Abstract. Snowmelt-dominated streamflow of the Western Himalayan rivers is an important water resource during the dry pre-monsoon spring months to meet the irrigation and hydropower needs in northern India. Here we study the seasonal prediction of melt-dominated total inflow into the Bhakra Dam in northern India based on statistical relationships with meteorological variables during the preceding winter. Total inflow into the Bhakra Dam includes the Satluj River flow together with a flow diversion from its tributary, the Beas River. Both are tributaries of the Indus River that originate from the Western Himalayas, which is an under-studied region. Average measured winter snow volume at the upper-elevation stations and corresponding lower-elevation rainfall and temperature of the Satluj River basin were considered as empirical predictors. Akaike information criteria (AIC) and Bayesian information criteria (BIC) were used to select the best subset of inputs from all the possible combinations of predictors for a multiple linear regression framework. To test for potential issues arising due to multicollinearity of the predictor variables, cross-validated prediction skills of the best subset were also compared with the prediction skills of principal component regression (PCR) and partial least squares regression (PLSR) techniques, which yielded broadly similar results.
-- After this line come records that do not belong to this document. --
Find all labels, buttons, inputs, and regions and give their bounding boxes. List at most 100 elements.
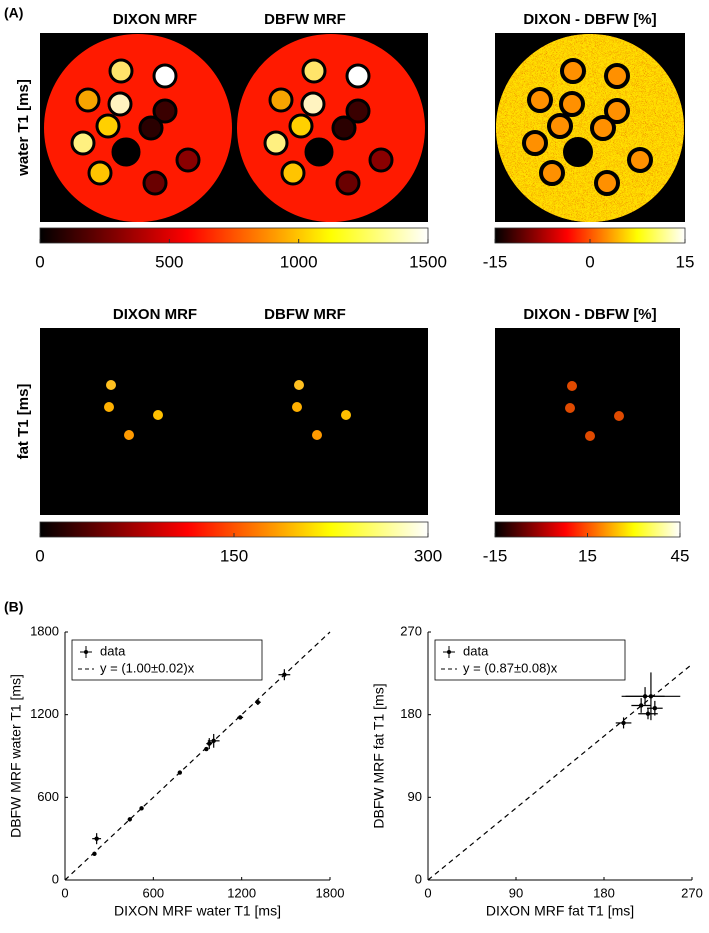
point (92, 851, 97, 857)
column-title: DIXON - DBFW [%] (523, 306, 656, 323)
point (638, 703, 644, 708)
point (207, 741, 212, 746)
colorbar-tick-label: 0 (35, 546, 44, 565)
fat-vial (614, 411, 624, 421)
colorbar-tick-label: 0 (585, 252, 594, 271)
point (648, 694, 654, 699)
y-tick-label: 0 (52, 871, 59, 886)
x-axis-label: DIXON MRF fat T1 [ms] (486, 903, 634, 919)
x-tick-label: 0 (424, 885, 431, 900)
y-axis-label: DBFW MRF fat T1 [ms] (371, 683, 387, 828)
colorbar-tick-label: -15 (483, 546, 508, 565)
vial (335, 170, 361, 196)
fat-vial (565, 403, 575, 413)
point (94, 836, 99, 841)
vial (560, 58, 586, 84)
colorbar-tick-label: 1500 (409, 252, 447, 271)
vial (547, 113, 573, 139)
x-tick-label: 90 (509, 885, 523, 900)
fat-vial (104, 402, 114, 412)
phantom-disk (44, 34, 232, 222)
phantom-disk (237, 34, 425, 222)
vial (300, 91, 326, 117)
point (645, 711, 651, 716)
x-axis-label: DIXON MRF water T1 [ms] (114, 903, 281, 919)
vial (138, 115, 164, 141)
vial (527, 87, 553, 113)
vial (268, 87, 294, 113)
point (139, 806, 144, 811)
colorbar (39, 227, 429, 244)
vial (111, 137, 141, 167)
vial (301, 58, 327, 84)
column-title: DIXON MRF (113, 306, 197, 323)
colorbar-tick-label: 15 (578, 546, 597, 565)
point (177, 770, 183, 775)
fat-vial (292, 402, 302, 412)
legend-label: data (463, 643, 489, 658)
y-tick-label: 90 (408, 789, 422, 804)
x-tick-label: 180 (593, 885, 615, 900)
legend-label: y = (0.87±0.08)x (463, 660, 558, 675)
fat-vial (153, 410, 163, 420)
point (211, 738, 216, 744)
vial (152, 63, 178, 89)
vial (331, 115, 357, 141)
legend-label: y = (1.00±0.02)x (100, 660, 195, 675)
legend-marker (447, 650, 451, 654)
vial (107, 91, 133, 117)
fat-vial (124, 430, 134, 440)
fat-vial (312, 430, 322, 440)
column-title: DIXON MRF (113, 11, 197, 28)
diff-image (495, 328, 680, 515)
vial (345, 63, 371, 89)
y-tick-label: 1200 (30, 706, 59, 721)
fit-line (427, 663, 693, 881)
y-tick-label: 180 (400, 706, 422, 721)
vial (590, 115, 616, 141)
x-tick-label: 1200 (227, 885, 256, 900)
vial (288, 113, 314, 139)
y-tick-label: 270 (400, 623, 422, 638)
vial (368, 147, 394, 173)
colorbar-tick-label: -15 (483, 252, 508, 271)
vial (108, 58, 134, 84)
vial (304, 137, 334, 167)
fit-line (64, 631, 331, 881)
vial (522, 130, 548, 156)
colorbar-tick-label: 1000 (280, 252, 318, 271)
vial (87, 160, 113, 186)
point (621, 720, 626, 726)
row-label: fat T1 [ms] (15, 384, 32, 460)
map-image (40, 328, 428, 515)
panel-label: (B) (4, 599, 23, 615)
y-tick-label: 1800 (30, 623, 59, 638)
fat-vial (341, 410, 351, 420)
colorbar-tick-label: 300 (414, 546, 442, 565)
colorbar-tick-label: 500 (155, 252, 183, 271)
colorbar-tick-label: 150 (220, 546, 248, 565)
legend-box (71, 639, 263, 681)
vial (280, 160, 306, 186)
row-label: water T1 [ms] (15, 79, 32, 177)
vial (263, 130, 289, 156)
vial (75, 87, 101, 113)
point (204, 746, 209, 752)
legend-label: data (100, 643, 126, 658)
y-axis-label: DBFW MRF water T1 [ms] (8, 674, 24, 838)
point (237, 715, 243, 720)
x-tick-label: 270 (681, 885, 703, 900)
point (652, 706, 658, 711)
y-tick-label: 600 (37, 789, 59, 804)
vial (175, 147, 201, 173)
vial (559, 91, 585, 117)
column-title: DIXON - DBFW [%] (523, 11, 656, 28)
colorbar-tick-label: 45 (671, 546, 690, 565)
vial (604, 63, 630, 89)
vial (539, 160, 565, 186)
y-tick-label: 0 (415, 871, 422, 886)
legend-box (434, 639, 626, 681)
vial (594, 170, 620, 196)
point (255, 700, 261, 705)
fat-vial (585, 431, 595, 441)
As a whole, the forecasts of the melt season at the end of winter and as the melt season commences were shown to have potential skill for guiding the development of stochastic optimization models to manage the trade-off between irrigation and hydropower releases versus flood control during the annual fill cycle of the Bhakra Reservoir, a major energy and irrigation source in the region.